Ik weet niet wat je precies interesseert, maar een nieuwe normkwestie is de vraag welke status de Voorkeurswoordenlijst moet krijgen die de Fryske Akademy in 2015 heeft gemaakt. De Afûk heeft ervoor gekozen om flink in de ’toegestane’ werkwoordvormen’ te snoeien en voortaan alleen de vormen te gebruiken die in die Voorkeurswoordenlijst staan. Wil je vergelijken, probeer dan een oude en een nieuwe versie van het boekje ‘Tiidwurden’ van Eisma en Popkema te vergelijken. Een oude heb ik eventueel wel voor je.

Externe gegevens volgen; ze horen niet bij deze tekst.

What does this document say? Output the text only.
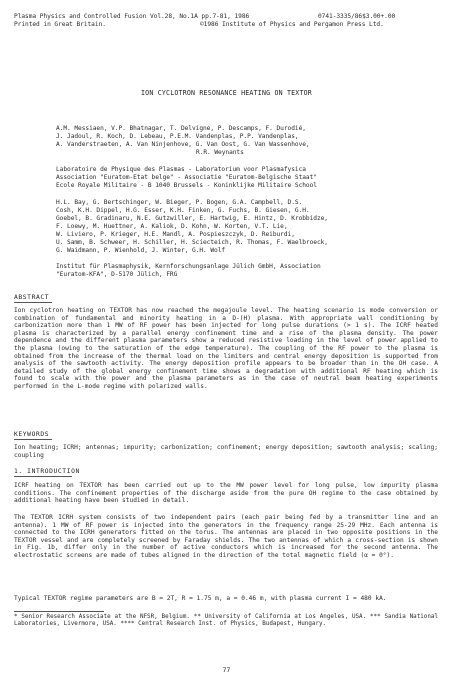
Plasma Physics and Controlled Fusion Vol.28, No.1A pp.7-81, 1986	0741-3335/86$3.00+.00
Printed in Great Britain.	©1986 Institute of Physics and Pergamon Press Ltd.
ION CYCLOTRON RESONANCE HEATING ON TEXTOR
A.M. Messiaen, V.P. Bhatnagar, T. Delvigne, P. Descamps, F. Durodié,
J. Jadoul, R. Koch, D. Lebeau, P.E.M. Vandenplas, P.P. Vandenplas,
A. Vanderstraeten, A. Van Ninjenhove, G. Van Oost, G. Van Wassenhove,
R.R. Weynants
Laboratoire de Physique des Plasmas - Laboratorium voor Plasmafysica
Association "Euratom-Etat belge" - Associatie "Euratom-Belgische Staat"
Ecole Royale Militaire - B 1040 Brussels - Koninklijke Militaire School
H.L. Bay, G. Bertschinger, W. Bieger, P. Bogen, G.A. Campbell, D.S.
Cosh, K.H. Dippel, H.G. Esser, K.H. Finken, G. Fuchs, B. Giesen, G.H.
Goebel, B. Gradinaru, N.E. Gutzwiller, E. Hartwig, E. Hintz, D. Krobbidze,
F. Loewy, M. Huettner, A. Kaliok, D. Kohn, W. Korten, V.T. Lie,
W. Liviero, P. Krieger, H.E. Mandl, A. Pospieszczyk, D. Reiburdi,
U. Samm, B. Schweer, H. Schiller, H. Sciecteich, R. Thomas, F. Waelbroeck,
G. Waidmann, P. Wienhold, J. Winter, G.H. Wolf
Institut für Plasmaphysik, Kernforschungsanlage Jülich GmbH, Association
"Euratom-KFA", D-5170 Jülich, FRG
ABSTRACT
Ion cyclotron heating on TEXTOR has now reached the megajoule level. The heating scenario is mode conversion or combination of fundamental and minority heating in a D-(H) plasma. With appropriate wall conditioning by carbonization more than 1 MW of RF power has been injected for long pulse durations (> 1 s). The ICRF heated plasma is characterized by a parallel energy confinement time and a rise of the plasma density. The power dependence and the different plasma parameters show a reduced resistive loading in the level of power applied to the plasma (owing to the saturation of the edge temperature). The coupling of the RF power to the plasma is obtained from the increase of the thermal load on the limiters and central energy deposition is supported from analysis of the sawtooth activity. The energy deposition profile appears to be broader than in the OH case. A detailed study of the global energy confinement time shows a degradation with additional RF heating which is found to scale with the power and the plasma parameters as in the case of neutral beam heating experiments performed in the L-mode regime with polarized walls.
KEYWORDS
Ion heating; ICRH; antennas; impurity; carbonization; confinement; energy deposition; sawtooth analysis; scaling; coupling
1. INTRODUCTION
ICRF heating on TEXTOR has been carried out up to the MW power level for long pulse, low impurity plasma conditions. The confinement properties of the discharge aside from the pure OH regime to the case obtained by additional heating have been studied in detail.
The TEXTOR ICRH system consists of two independent pairs (each pair being fed by a transmitter line and an antenna). 1 MW of RF power is injected into the generators in the frequency range 25-29 MHz. Each antenna is connected to the ICRH generators fitted on the torus. The antennas are placed in two opposite positions in the TEXTOR vessel and are completely screened by Faraday shields. The two antennas of which a cross-section is shown in Fig. 1b, differ only in the number of active conductors which is increased for the second antenna. The electrostatic screens are made of tubes aligned in the direction of the total magnetic field (α = 0°).
Typical TEXTOR regime parameters are B = 2T, R = 1.75 m, a = 0.46 m, with plasma current I = 480 kA.
* Senior Research Associate at the NFSR, Belgium. ** University of California at Los Angeles, USA. *** Sandia National Laboratories, Livermore, USA. **** Central Research Inst. of Physics, Budapest, Hungary.
77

Wat onderzoek betreft: mail me even wat je precies zoekt. Algemeen kun je voor normkwesties zo’n beetje alles van Pieter Breuker erbij pakken. Een goed begin is zijn hoofdstuk over norm in het Handbuch des Friesischen (ed. Munske 2001). Naar de acceptatie van de nieuwe norm heeft Renske Pasma onderzoek gedaan. Ze heeft daar een paar maanden geleden in het VLLT Magazine een stukje over geschreven:
http://www.lt-tijdschriften.nl/ojs/index.php/ltm/article/view/1884/1491
Mocht spelling je ook interesseren: daarvoor is de provincie de normerende instantie. De nu officiële spelling is trouwens ontworpen door de Fryske Akademy, tegelijk met de standaardwoordenlijst.
Hier vind je een Nederlandstalig stukje van mij over de kwestie:
http://www.henkwolf.nl/hoe-zit-het-nu-precies-met-die-friese-spelling/
En hier een uitgebreid dossier:
http://www.henkwolf.nl/wp-content/uploads/staveringswiziging_argyf.pdf
msvandermeulen zegt
Dank! Dit geeft me in ieder geval een mooi uitgangspunt. Zeker het artikel in LTM is mooi, omdat het zo expliciet over effecten van normering gaat. En over distantiëring, dat is ook al zo’n interessant fenomeen!
Henk Wolf zegt
Ja, ere wie ere toekomt: het boekje van Wouter van Wingerden heeft me op het idee gebracht om dit te doen.